You can say this for director Paul W.S. Anderson: He gets the basic purpose of 3-D movies. While the current renaissance in cinematic stereoscopy is touted as a method for creating more “immersive” experiences for audiences, the list of movies that achieve that lofty goal can be counted on one hand: Gravity, Hugo, Life of Pi. Most 3-D exists to bilk customers out of a few extra bucks.
But as it was conceived back in the mid-20th century, 3-D was all about kitschy spectacle, about giving an audience a cheap thrill by making them duck involuntarily in their seats. In that context, Anderson’s repeated hurling of flaming volcanic projectiles directly at the screen — the dominant feature of the latter third of Pompeii — is firmly in the lovably trashy spirit of the ’50s drive-in.
Pity that beyond those pyroclastic missiles, Anderson seems to want us to see his film and its hackneyed romance — basically Titanic with swords and sandals — as a serious-minded historical epic. If there were a hint of a sense of play or humor in the filmmaking, beyond a briefly amusing moment of comeuppance for a foppish slaveowner, Pompeii might be a fun February diversion instead of a dull, eye-rolling slog.
Maybe it’s not all Anderson’s fault. The fact is that our expectations for this sort of thing have changed in recent years, thanks not least to Game of Thrones.
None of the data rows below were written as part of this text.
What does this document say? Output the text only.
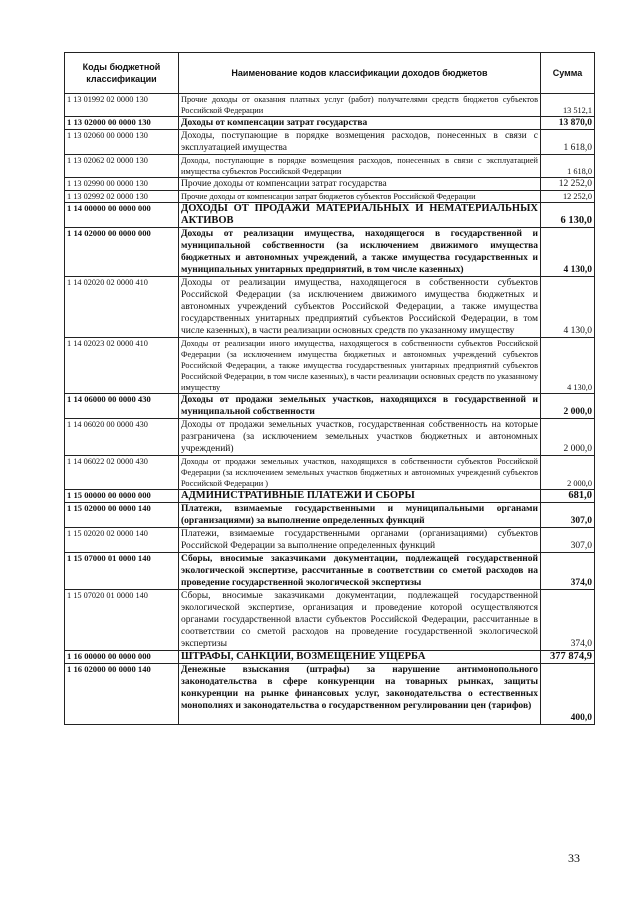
Коды бюджетной классификации	Наименование кодов классификации доходов бюджетов	Сумма
1 13 01992 02 0000 130	Прочие доходы от оказания платных услуг (работ) получателями средств бюджетов субъектов Российской Федерации	13 512,1
1 13 02000 00 0000 130	Доходы от компенсации затрат государства	13 870,0
1 13 02060 00 0000 130	Доходы, поступающие в порядке возмещения расходов, понесенных в связи с эксплуатацией имущества	1 618,0
1 13 02062 02 0000 130	Доходы, поступающие в порядке возмещения расходов, понесенных в связи с эксплуатацией имущества субъектов Российской Федерации	1 618,0
1 13 02990 00 0000 130	Прочие доходы от компенсации затрат государства	12 252,0
1 13 02992 02 0000 130	Прочие доходы от компенсации затрат бюджетов субъектов Российской Федерации	12 252,0
1 14 00000 00 0000 000	ДОХОДЫ ОТ ПРОДАЖИ МАТЕРИАЛЬНЫХ И НЕМАТЕРИАЛЬНЫХ АКТИВОВ	6 130,0
1 14 02000 00 0000 000	Доходы от реализации имущества, находящегося в государственной и муниципальной собственности (за исключением движимого имущества бюджетных и автономных учреждений, а также имущества государственных и муниципальных унитарных предприятий, в том числе казенных)	4 130,0
1 14 02020 02 0000 410	Доходы от реализации имущества, находящегося в собственности субъектов Российской Федерации (за исключением движимого имущества бюджетных и автономных учреждений субъектов Российской Федерации, а также имущества государственных унитарных предприятий субъектов Российской Федерации, в том числе казенных), в части реализации основных средств по указанному имуществу	4 130,0
1 14 02023 02 0000 410	Доходы от реализации иного имущества, находящегося в собственности субъектов Российской Федерации (за исключением имущества бюджетных и автономных учреждений субъектов Российской Федерации, а также имущества государственных унитарных предприятий субъектов Российской Федерации, в том числе казенных), в части реализации основных средств по указанному имуществу	4 130,0
1 14 06000 00 0000 430	Доходы от продажи земельных участков, находящихся в государственной и муниципальной собственности	2 000,0
1 14 06020 00 0000 430	Доходы от продажи земельных участков, государственная собственность на которые разграничена (за исключением земельных участков бюджетных и автономных учреждений)	2 000,0
1 14 06022 02 0000 430	Доходы от продажи земельных участков, находящихся в собственности субъектов Российской Федерации (за исключением земельных участков бюджетных и автономных учреждений субъектов Российской Федерации )	2 000,0
1 15 00000 00 0000 000	АДМИНИСТРАТИВНЫЕ ПЛАТЕЖИ И СБОРЫ	681,0
1 15 02000 00 0000 140	Платежи, взимаемые государственными и муниципальными органами (организациями) за выполнение определенных функций	307,0
1 15 02020 02 0000 140	Платежи, взимаемые государственными органами (организациями) субъектов Российской Федерации за выполнение определенных функций	307,0
1 15 07000 01 0000 140	Сборы, вносимые заказчиками документации, подлежащей государственной экологической экспертизе, рассчитанные в соответствии со сметой расходов на проведение государственной экологической экспертизы	374,0
1 15 07020 01 0000 140	Сборы, вносимые заказчиками документации, подлежащей государственной экологической экспертизе, организация и проведение которой осуществляются органами государственной власти субъектов Российской Федерации, рассчитанные в соответствии со сметой расходов на проведение государственной экологической экспертизы	374,0
1 16 00000 00 0000 000	ШТРАФЫ, САНКЦИИ, ВОЗМЕЩЕНИЕ УЩЕРБА	377 874,9
1 16 02000 00 0000 140	Денежные взыскания (штрафы) за нарушение антимонопольного законодательства в сфере конкуренции на товарных рынках, защиты конкуренции на рынке финансовых услуг, законодательства о естественных монополиях и законодательства о государственном регулировании цен (тарифов)	400,0
33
While HBO’s popular series is technically a fantasy, and not set in our world, it doesn’t look so different in many respects from Europe in the first century A.D. The show sets a high bar for depictions of romance and political machinations in an ancient world, as well as for pure visual grandeur. It’s a bar so far above the reach of the video-gamey digital backdrops of Pompeii that it might as well be on top of Vesuvius.